One of the crucial concepts to digest is the hierarchy of control, which is useful when occupational safety and health practitioners try to estimate the risk of a specific activity, in other words, it is used in risk assessments.
Hierarchy of control is important for NEBOSH IG learners; it is practically used in the arrangement part of organisation’s health and safety policy. When we record the practical risk assessment (IG2) for a workplace, we use this hierarchy to order the additional controls of a specific risk. Beware! if you haven’t written the control measure in the hierarchy order, you might fail the exam.
The hierarchy of controls consists of elimination, substitution, engineering control, administrative control, and Personal protective equipment. Here I will explain these five levels with practical examples.
It is the first and the best control of all hazards, if you eliminate the hazards that means you remove them from the workplace. I explain that mathematically by reducing the likelihood and the consequences to Zero. A clear example of that is outsourcing, if we have a hazard of cement dust in the construction workplace, we can simply purchase ready-mix cement from an outsourced company. That will eliminate the cement duct in that location.
In business language, outsourcing risk is an example of transferring the risk, as the risk will still be there for other company, but it will be morally acceptable if that company have better controls for the cement dust.
Most of the time it might be difficult to eliminate the hazard from a workplace because it would not be economically feasible. So, we can move a level down finding a way to substitute the hazardous situation or material with another, the new situation of material must be safe or safer than the previous one.
Substitution techniques example can be applied in excavation activities in a buried services area, you can use manual excavation instead of using a heavy construction excavator. In this example, the consequences are almost the same but using manual excavation has a lower incident likelihood than excavator.
3- Engineering control
The third level in the hierarchy of control is to design control to remove the hazard from the workers. There is a plethora of engineering control examples to manage the hazards at workplaces, take a car seatbelt as an example, it is designed to reduce the consequences of car accidents. Another example involves isolation and insulation techniques like soundproof acoustic heaven for noise hazards and guards for moving or sharp moving parts.

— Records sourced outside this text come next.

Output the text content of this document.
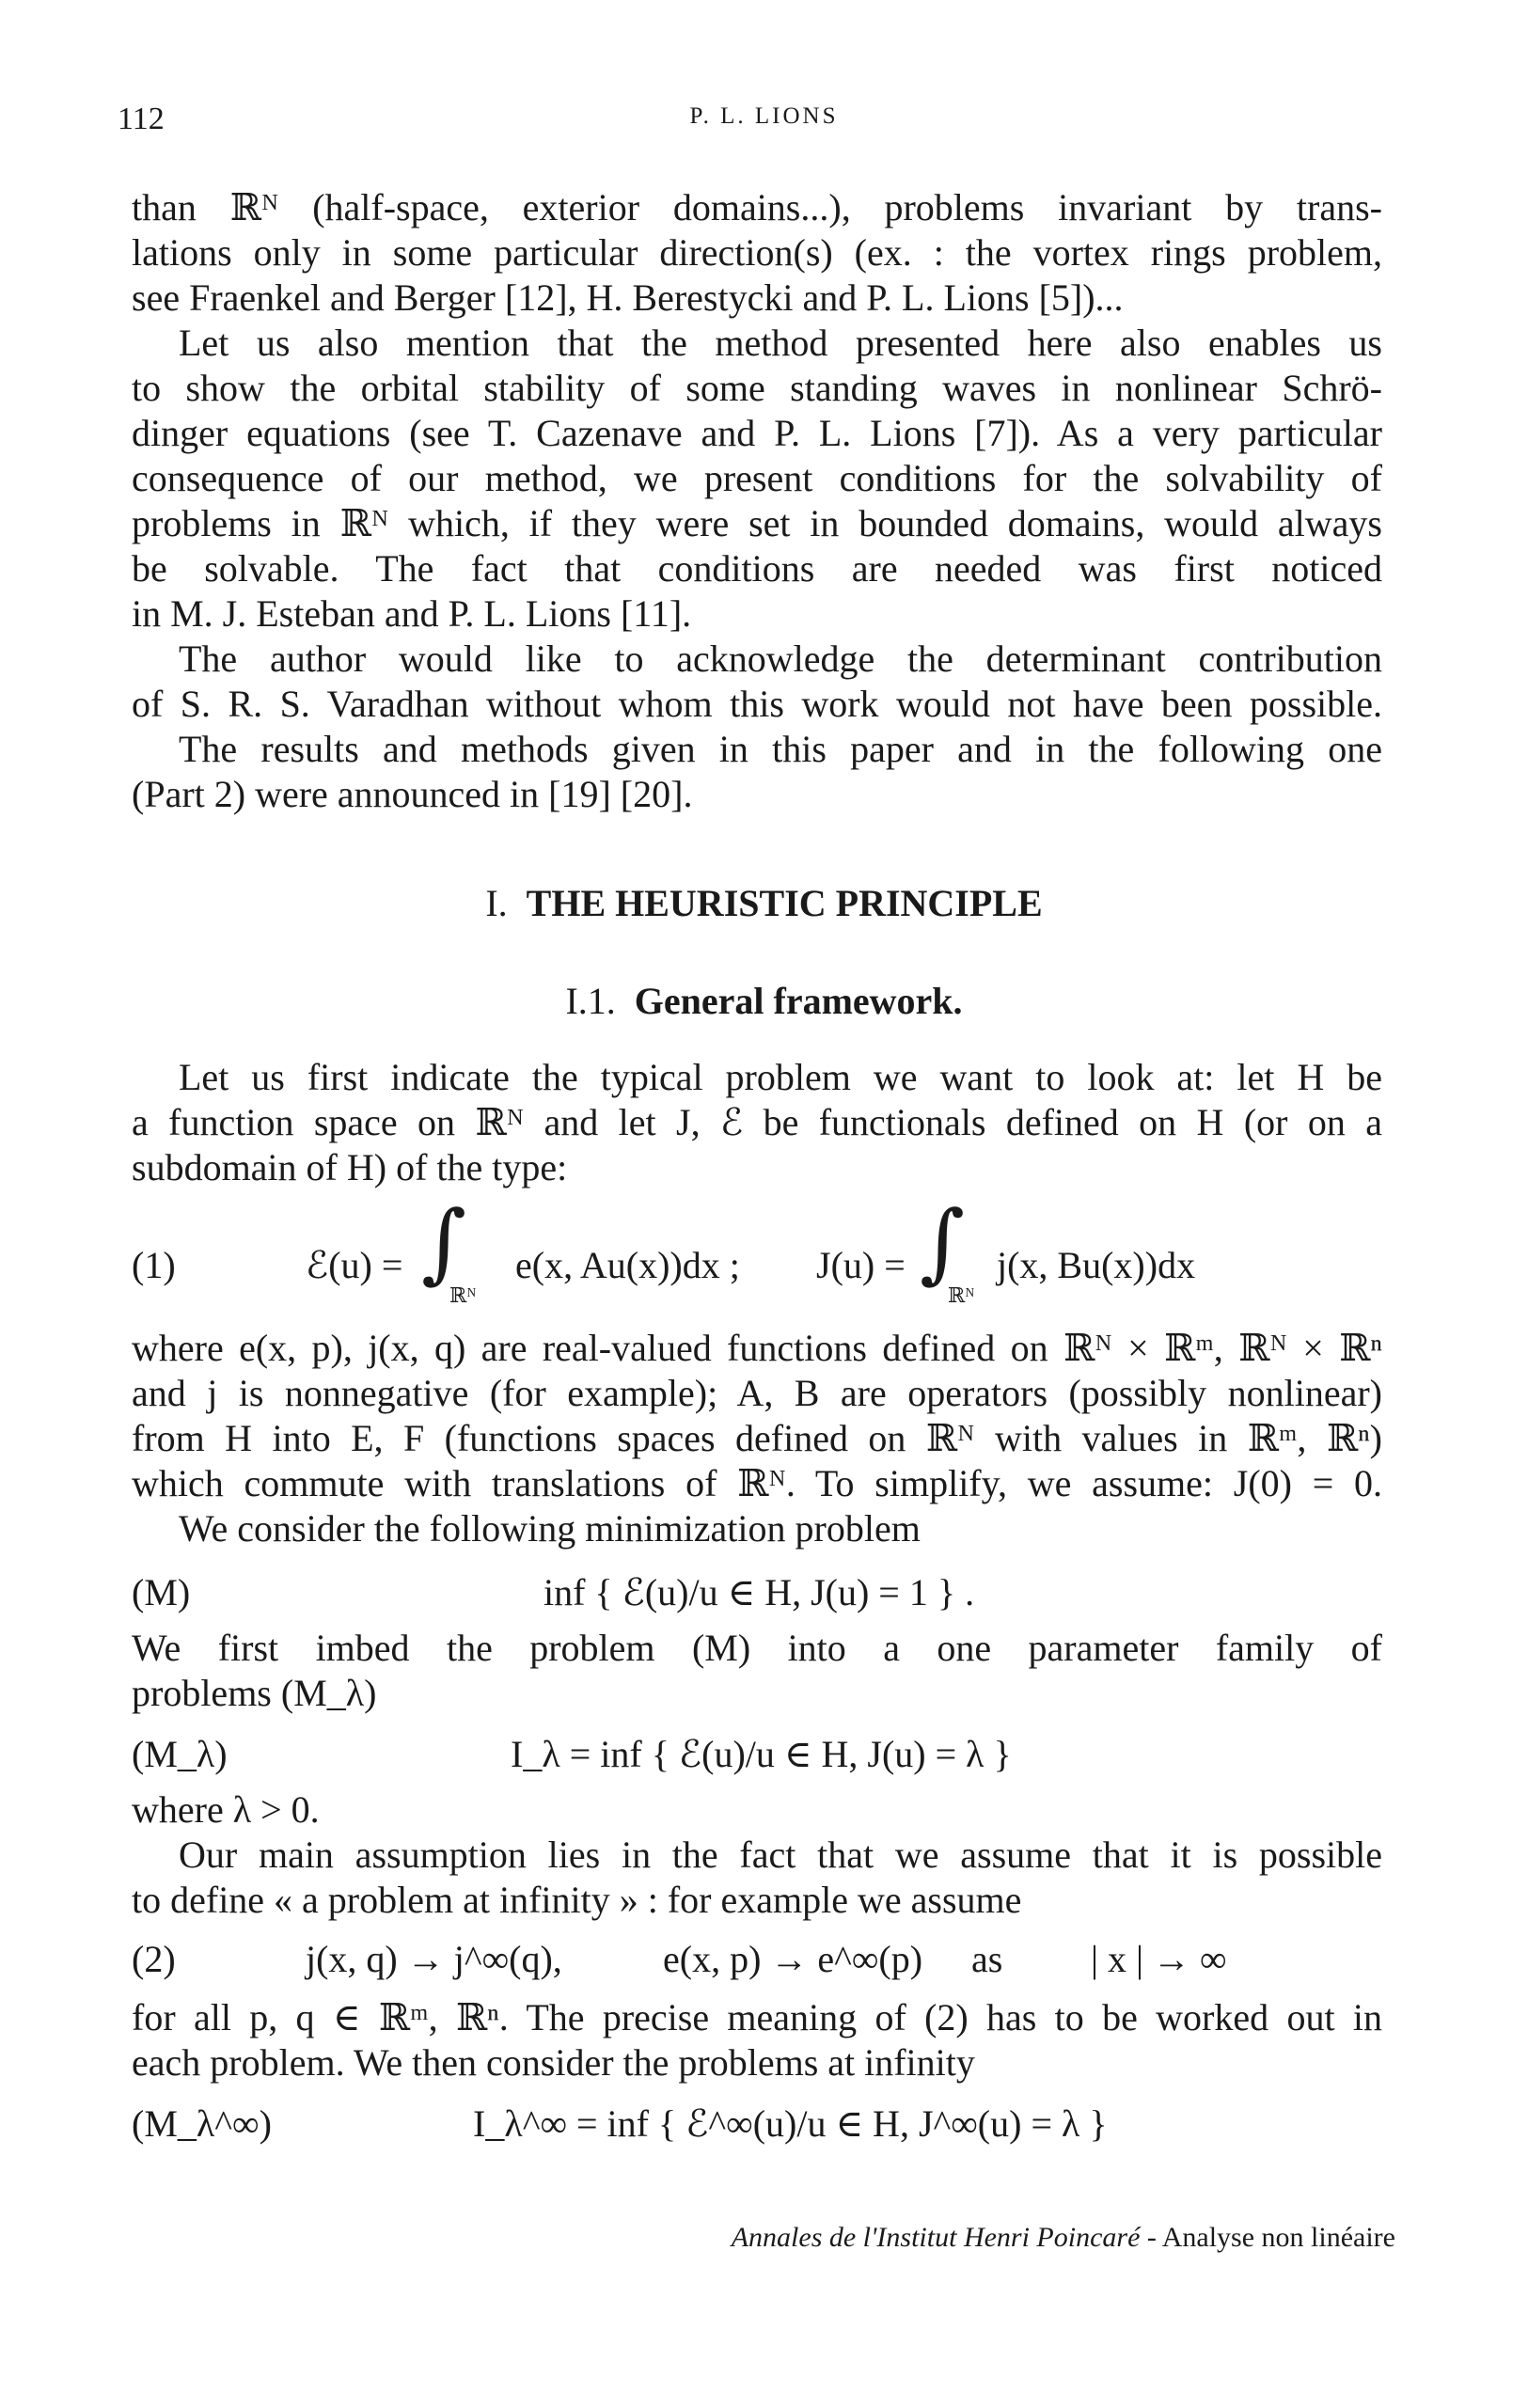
112	P. L. LIONS
than ℝᴺ (half-space, exterior domains...), problems invariant by trans-
lations only in some particular direction(s) (ex. : the vortex rings problem,
see Fraenkel and Berger [12], H. Berestycki and P. L. Lions [5])...
Let us also mention that the method presented here also enables us
to show the orbital stability of some standing waves in nonlinear Schrö-
dinger equations (see T. Cazenave and P. L. Lions [7]). As a very particular
consequence of our method, we present conditions for the solvability of
problems in ℝᴺ which, if they were set in bounded domains, would always
be solvable. The fact that conditions are needed was first noticed
in M. J. Esteban and P. L. Lions [11].
The author would like to acknowledge the determinant contribution
of S. R. S. Varadhan without whom this work would not have been possible.
The results and methods given in this paper and in the following one
(Part 2) were announced in [19] [20].
I. THE HEURISTIC PRINCIPLE
I.1. General framework.
Let us first indicate the typical problem we want to look at: let H be
a function space on ℝᴺ and let J, ℰ be functionals defined on H (or on a
subdomain of H) of the type:
(1)	ℰ(u) = ∫
ℝᴺ
e(x, Au(x))dx ; J(u) = ∫
ℝᴺ
j(x, Bu(x))dx
where e(x, p), j(x, q) are real-valued functions defined on ℝᴺ × ℝᵐ, ℝᴺ × ℝⁿ
and j is nonnegative (for example); A, B are operators (possibly nonlinear)
from H into E, F (functions spaces defined on ℝᴺ with values in ℝᵐ, ℝⁿ)
which commute with translations of ℝᴺ. To simplify, we assume: J(0) = 0.
We consider the following minimization problem
(M)	inf { ℰ(u)/u ∈ H, J(u) = 1 } .
We first imbed the problem (M) into a one parameter family of
problems (M_λ)
(M_λ)	I_λ = inf { ℰ(u)/u ∈ H, J(u) = λ }
where λ > 0.
Our main assumption lies in the fact that we assume that it is possible
to define « a problem at infinity » : for example we assume
(2)	j(x, q) → j^∞(q),	e(x, p) → e^∞(p) as | x | → ∞
for all p, q ∈ ℝᵐ, ℝⁿ. The precise meaning of (2) has to be worked out in
each problem. We then consider the problems at infinity
(M_λ^∞)	I_λ^∞ = inf { ℰ^∞(u)/u ∈ H, J^∞(u) = λ }
Annales de l'Institut Henri Poincaré - Analyse non linéaire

In electrical systems, earthing and RCDs are systems and devices that can be considered as engineering controls for hazards
4- Administrative control
At this level, you must consider the management policy and procedures to control workplace hazards and hazardous events. It comes in the shape of rules and steps that must be followed by the worker.
Practically administrative controls include creating a safe system of work which is defined as the safe way of conducting a certain activity, another example is introducing a permit-to-work procedure, which is usually used for high-risk works such as working in a confined space, with electricity and working at high. Frequent inspection, auditing and review are also examples of administrative control.
As it is based on human behaviour, its success is based on organisational cultural positivity, which can be improved by high management commitment, training and tolerance toward occupational safety and health violations.
Personal protective equipment is well known to everyone; however, its effectiveness is overrated because it never controls the hazards – it is still there – but it reduces the impact of the accident on the receiver. Helmets, gloves, goggles, masks, ear defenders, and coverall safety shoes are all personal protective equipment.
It is worth mentioning that PPEs have many disadvantages, for instance, they only protect the users but in safety, we design control to protect everyone (collective measure), also PPE is not comfortable to wear and might not be compatible with other ppe, most importantly it might impair the users’ senses.
At workplaces, the HSE department is responsible for designing a safe system of work by suggesting the best control for hazards and risks in the workplace, and the employer owes a duty to protect the workers as far as reasonably practicable. Usually, we control hazards by many controls, we can use PPE with engineering control or substitution with administrative control at the same time.